Nally agrees on the importance of keeping emotion out of the complaint process: “Obviously when someone’s having a cookout, it can be emotional, but you really have to be able to dissect the event.” Soon after Lappin was hired last summer, her value was proven, adds Nally, by providing quasar knowledge of odor incidents that occurred when the plant was not receiving any materials. “At one of our plants, we kept getting calls from residents complaining about odors at the same times, sunrise and sunset,” she recalls. Lappin recorded the location, date, time of the odor, its description and duration, and weather conditions.
“She has tools at all of the plants to assist her, including cameras, sensors, pumps, and pressure gauges,”explains Nally, “enabling her to see what is happening at a given plant at any given time. Once we were able to get the specifics of the complaint, we could pin it down in our gas curve, and really use science and direct factual information to see what was causing the issue.”

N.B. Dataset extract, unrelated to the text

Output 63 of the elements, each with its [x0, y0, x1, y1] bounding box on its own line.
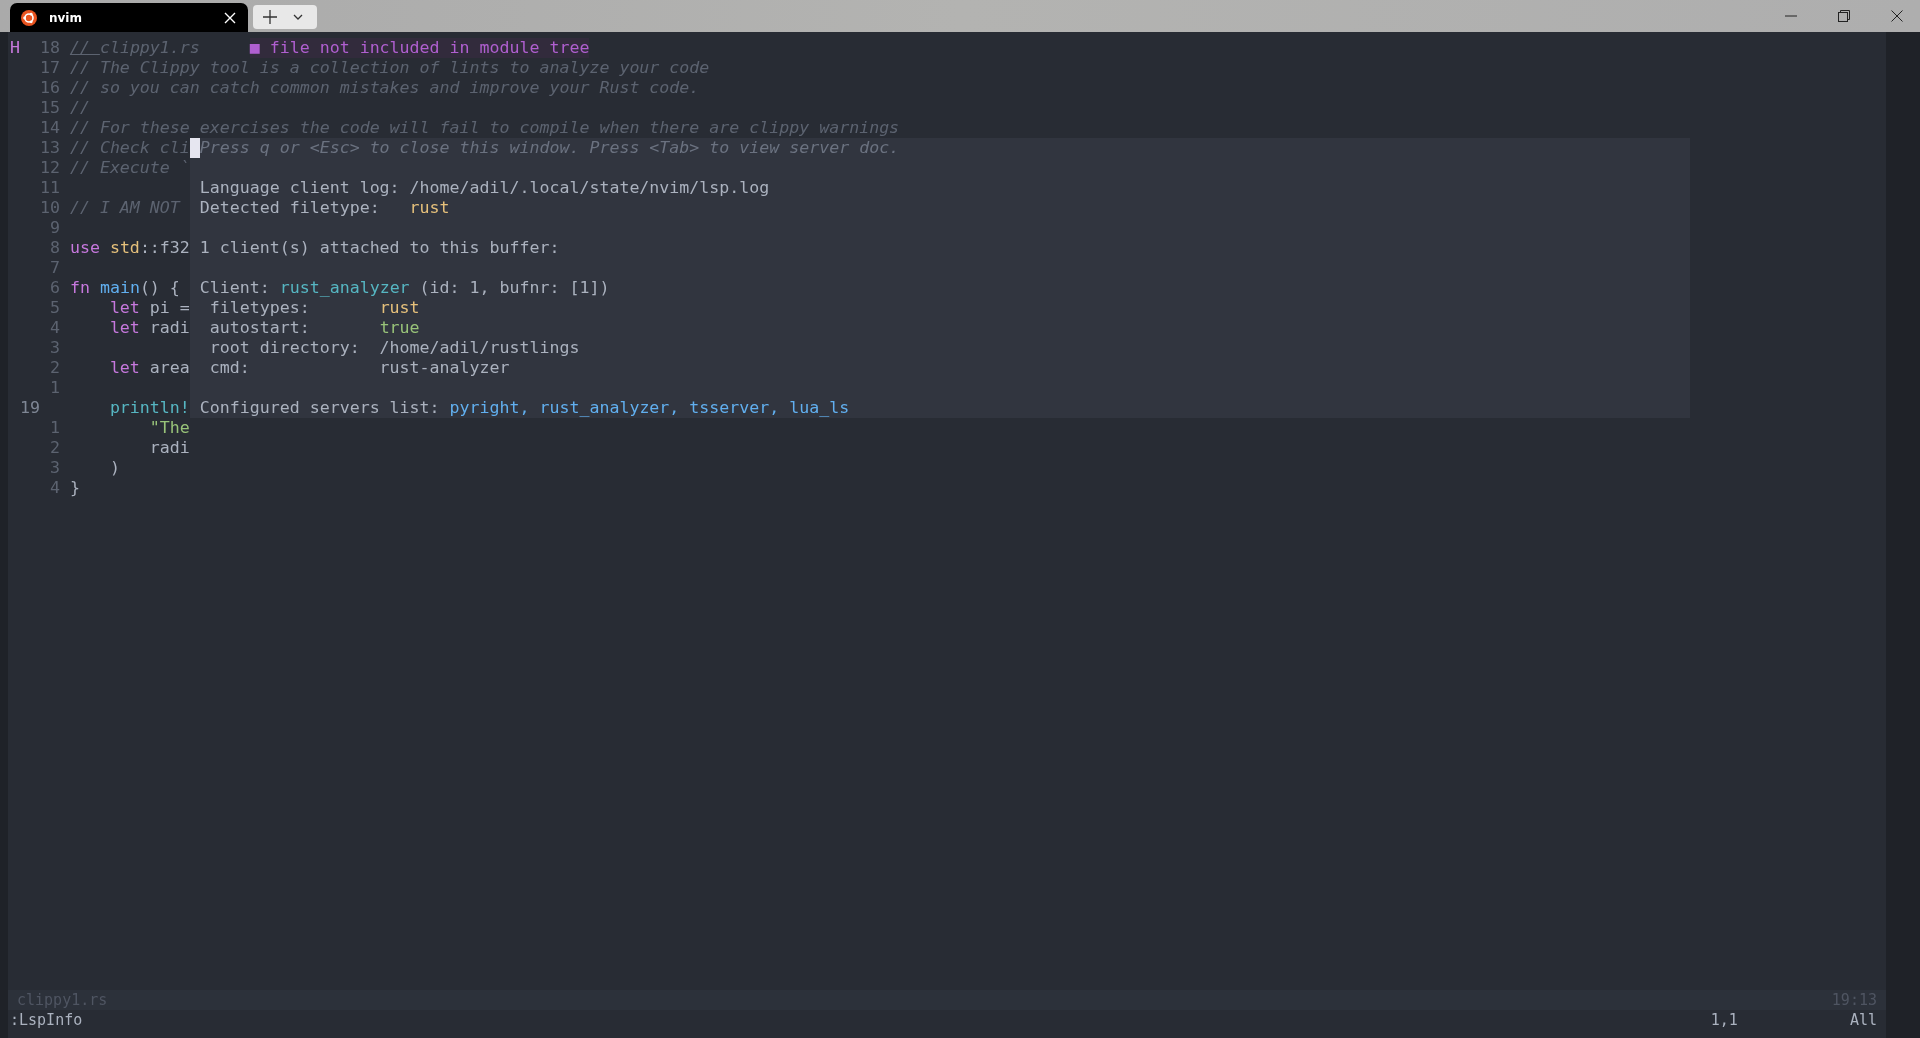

Quasar discovered that odor events are often weather and time dependent. “The domes are black, so during the day when sun is on them, they have a particular pressure,” he notes. “When the sun goes down, the pressure changes on the dome, and it would flip the overpressure valve and there was a release of biogas.” The same phenomenon would happen at sunrise. Even though the valve only released for a couple of seconds, Lappin put the pieces together and the company figured out a fix: ramping up the engine or flare just prior to a release to prerelieve the system of any biogas. “When you have someone on staff directly connected to odor in their title, he or she will follow up on every piece and run it to ground,” continues Nally, adding that the public really appreciates the ‘closed loop piece’, that we’re doing something about it.”

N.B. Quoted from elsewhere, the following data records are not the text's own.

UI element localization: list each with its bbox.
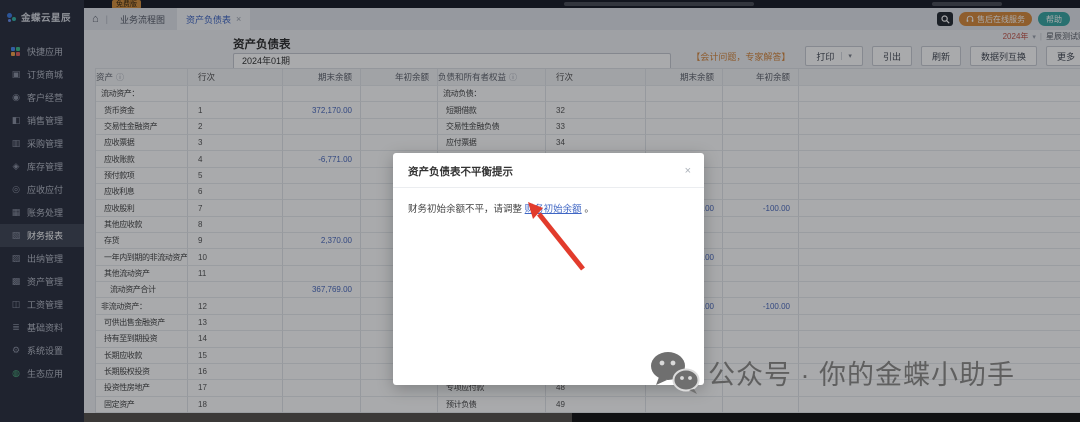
app-window: 金蝶云星辰 快捷应用▣订货商城◉客户经营◧销售管理▥采购管理◈库存管理◎应收应付… [0,0,1080,422]
initial-balance-link[interactable]: 财务初始余额 [525,204,582,215]
dialog-message-suffix: 。 [584,204,594,215]
close-icon[interactable]: × [685,166,691,177]
imbalance-dialog: 资产负债表不平衡提示 × 财务初始余额不平，请调整 财务初始余额 。 [393,153,704,385]
dialog-body: 财务初始余额不平，请调整 财务初始余额 。 [393,188,704,228]
dialog-message: 财务初始余额不平，请调整 [408,204,522,215]
dialog-title: 资产负债表不平衡提示 [408,164,513,179]
dialog-header: 资产负债表不平衡提示 × [393,153,704,188]
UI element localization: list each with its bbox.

For her part, Lappin believes having the same person answer the hotline builds trust with the community. “It’s important for people to know that if they call, they will get me on the other end of the line, and they won’t have to repeat their experience to multiple representatives,” she says. “And that once it is completed, I will follow up with the residents on any of our findings.”
In each of the communities where quasar has an AD plant, it publicized the hotline through its website, the local wastewater treatment facility, business organizations and Chambers of Commerce. The company also sent email blasts to neighbors, particularly any that had historically complained of odors.